Gabon : Moundounga et Barro Chambrier nommés – Une réorganisation attendue, mais sans suspense réel
Libreville, 5 mai 2025 | Par la rédaction de Gabonactu24
C’était prévisible, c’est désormais officiel. Par décret présidentiel, Séraphin Moundounga, ancien Président du Conseil économique, social et environnemental (CESE) de la Transition, est nommé Vice-Président de la République. À ses côtés, Alexandre Barro Chambrier, qui occupait jusqu’à récemment le poste de Vice-Premier ministre chargé de la Planification, devient Vice-Président chargé du Gouvernement.
Deux figures centrales de la Transition, désormais recyclées dans les plus hautes sphères de la 5e République.
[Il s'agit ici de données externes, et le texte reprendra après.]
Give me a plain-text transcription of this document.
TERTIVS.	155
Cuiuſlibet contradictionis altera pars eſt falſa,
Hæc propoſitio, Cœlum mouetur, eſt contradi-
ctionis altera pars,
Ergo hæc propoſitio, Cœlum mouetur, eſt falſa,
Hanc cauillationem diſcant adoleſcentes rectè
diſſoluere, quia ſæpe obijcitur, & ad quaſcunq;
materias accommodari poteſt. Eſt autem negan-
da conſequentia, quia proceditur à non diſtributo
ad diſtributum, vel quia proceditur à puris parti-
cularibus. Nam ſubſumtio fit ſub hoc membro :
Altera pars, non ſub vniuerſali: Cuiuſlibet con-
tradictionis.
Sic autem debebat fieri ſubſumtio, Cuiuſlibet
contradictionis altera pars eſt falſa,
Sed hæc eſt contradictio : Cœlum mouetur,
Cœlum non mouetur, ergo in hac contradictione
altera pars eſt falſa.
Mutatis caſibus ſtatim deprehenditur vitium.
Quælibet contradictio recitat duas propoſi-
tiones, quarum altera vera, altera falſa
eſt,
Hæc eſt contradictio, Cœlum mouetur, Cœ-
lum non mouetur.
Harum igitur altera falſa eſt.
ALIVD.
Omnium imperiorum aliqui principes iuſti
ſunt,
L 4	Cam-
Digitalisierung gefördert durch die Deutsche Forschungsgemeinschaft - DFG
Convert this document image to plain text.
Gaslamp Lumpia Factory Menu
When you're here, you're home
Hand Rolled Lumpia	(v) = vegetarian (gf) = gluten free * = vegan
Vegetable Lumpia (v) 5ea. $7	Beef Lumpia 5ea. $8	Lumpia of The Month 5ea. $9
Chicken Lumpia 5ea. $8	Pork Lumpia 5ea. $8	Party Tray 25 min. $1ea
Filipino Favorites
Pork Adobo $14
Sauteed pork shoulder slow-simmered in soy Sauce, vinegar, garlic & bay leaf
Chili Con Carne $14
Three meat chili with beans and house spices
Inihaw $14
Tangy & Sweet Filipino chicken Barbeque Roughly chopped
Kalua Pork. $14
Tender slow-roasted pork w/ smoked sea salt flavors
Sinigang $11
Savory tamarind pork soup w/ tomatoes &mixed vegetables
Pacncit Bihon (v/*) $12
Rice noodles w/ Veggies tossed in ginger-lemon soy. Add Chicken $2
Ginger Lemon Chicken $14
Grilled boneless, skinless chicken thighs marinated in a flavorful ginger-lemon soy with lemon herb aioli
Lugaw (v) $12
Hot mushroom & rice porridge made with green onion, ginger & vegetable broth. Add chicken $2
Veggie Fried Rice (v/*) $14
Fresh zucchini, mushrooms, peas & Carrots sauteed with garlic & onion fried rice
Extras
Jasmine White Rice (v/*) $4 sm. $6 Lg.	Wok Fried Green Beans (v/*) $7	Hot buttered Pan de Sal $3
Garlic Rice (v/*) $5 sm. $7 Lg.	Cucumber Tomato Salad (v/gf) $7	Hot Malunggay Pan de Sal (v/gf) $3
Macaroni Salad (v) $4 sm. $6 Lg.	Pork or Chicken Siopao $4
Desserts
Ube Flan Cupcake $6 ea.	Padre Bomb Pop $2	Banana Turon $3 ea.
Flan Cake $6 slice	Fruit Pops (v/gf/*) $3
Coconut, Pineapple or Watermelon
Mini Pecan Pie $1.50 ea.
Des visages connus dans un décor rénové
Moundounga, ancien ministre de la Justice sous Ali Bongo , avait retrouvé la lumière en dirigeant le CESE de Transition un organe largement consultatif dont l’influence sur les grands choix de la période reste à démontrer. Barro Chambrier, quant à lui, fut l’un des piliers du gouvernement de la Transition, avec des responsabilités stratégiques liées à la planification.
Leur ascension dans la nouvelle République laisse peu de place au doute : la Transition a servi de tremplin, non de filtre. Une rampe de lancement politique pour certains, loin de l’élan de renouvellement espéré par une grande partie de la population.
Une rupture dans le discours, pas dans les actes
Alors que le pays inaugure officiellement la 5e République, ces nominations ressemblent davantage à une redistribution des rôles entre initiés qu’à une ouverture vers de nouveaux horizons politiques. Les acteurs civiques et la jeunesse, qui ont massivement soutenu la promesse de changement, pourraient vite se sentir trahis.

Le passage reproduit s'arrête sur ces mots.